I suspect the original B Jones could only have emerged from a British socio-cultural landscape. After all, the best-selling UK daily newspaper’s main message to young working women for around 20 years has been: assert yourself in the office but you’ll get cancer or alopecia if you become too selfishly career-driven, and then who will want you? And, by the way, there is no point living if you don’t land a husband and become a mother, although don’t expect free childcare when you do.

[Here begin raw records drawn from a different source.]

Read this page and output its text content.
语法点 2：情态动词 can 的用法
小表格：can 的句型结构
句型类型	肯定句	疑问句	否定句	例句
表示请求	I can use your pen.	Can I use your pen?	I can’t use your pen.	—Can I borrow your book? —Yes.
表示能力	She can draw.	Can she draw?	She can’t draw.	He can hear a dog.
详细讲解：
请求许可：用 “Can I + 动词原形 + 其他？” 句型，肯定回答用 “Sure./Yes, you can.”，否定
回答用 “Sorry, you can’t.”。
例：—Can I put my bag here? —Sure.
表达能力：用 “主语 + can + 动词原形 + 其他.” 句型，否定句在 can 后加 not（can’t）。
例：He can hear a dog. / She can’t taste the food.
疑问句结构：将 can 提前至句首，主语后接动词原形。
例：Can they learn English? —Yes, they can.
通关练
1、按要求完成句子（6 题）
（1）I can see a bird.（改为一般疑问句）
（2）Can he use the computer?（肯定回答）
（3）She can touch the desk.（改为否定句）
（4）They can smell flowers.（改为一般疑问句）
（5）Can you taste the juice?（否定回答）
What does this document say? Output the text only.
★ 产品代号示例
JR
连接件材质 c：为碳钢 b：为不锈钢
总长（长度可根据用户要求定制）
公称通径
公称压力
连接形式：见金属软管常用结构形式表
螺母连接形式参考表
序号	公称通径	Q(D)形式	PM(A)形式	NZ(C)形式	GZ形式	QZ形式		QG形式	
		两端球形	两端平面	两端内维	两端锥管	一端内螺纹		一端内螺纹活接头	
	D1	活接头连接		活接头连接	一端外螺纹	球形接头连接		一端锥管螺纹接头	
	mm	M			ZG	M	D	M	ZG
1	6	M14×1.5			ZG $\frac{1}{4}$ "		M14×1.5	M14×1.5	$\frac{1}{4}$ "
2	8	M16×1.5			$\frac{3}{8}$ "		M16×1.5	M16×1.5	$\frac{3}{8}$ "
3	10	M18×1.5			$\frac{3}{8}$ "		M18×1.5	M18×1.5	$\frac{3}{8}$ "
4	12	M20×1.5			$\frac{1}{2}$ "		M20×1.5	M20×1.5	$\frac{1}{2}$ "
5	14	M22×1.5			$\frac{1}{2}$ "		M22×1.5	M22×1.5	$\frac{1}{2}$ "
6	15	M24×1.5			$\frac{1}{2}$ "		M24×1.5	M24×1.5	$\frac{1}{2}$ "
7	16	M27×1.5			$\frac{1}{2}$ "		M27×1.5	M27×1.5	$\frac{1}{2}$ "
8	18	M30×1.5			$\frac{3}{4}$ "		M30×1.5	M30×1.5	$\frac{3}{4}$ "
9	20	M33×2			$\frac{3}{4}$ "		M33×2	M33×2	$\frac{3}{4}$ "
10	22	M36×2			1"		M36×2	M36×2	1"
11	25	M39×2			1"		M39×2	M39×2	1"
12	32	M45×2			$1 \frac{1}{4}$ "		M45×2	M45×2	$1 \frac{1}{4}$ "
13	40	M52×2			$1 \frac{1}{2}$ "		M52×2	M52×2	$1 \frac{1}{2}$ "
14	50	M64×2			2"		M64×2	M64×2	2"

Little has changed since Bridget first appeared and began holding these pressures to ridicule. The 2011 census figures showed the number of single person households at record levels (nearly a third) and rising. This should be driving new thinking on housing, planning and social provision. Yet the political discourse remains stuck with the kind of coupley, family-centric language that makes the single, divorced or widowed feel like outcasts. Smug marrieds are even to be elevated to moral superiority through the tax system, while the Help to Buy scheme was defended by the Chancellor yesterday as a means for “hard-working couples to get on the housing ladder”.

How perfect that Bridget Jones should return now: a widow, a mother, but single, if not by choice, but circumstance. We’d forgotten how much we needed satirical fictional heroines to cast a cold light on the absurdities of our condition and our debate.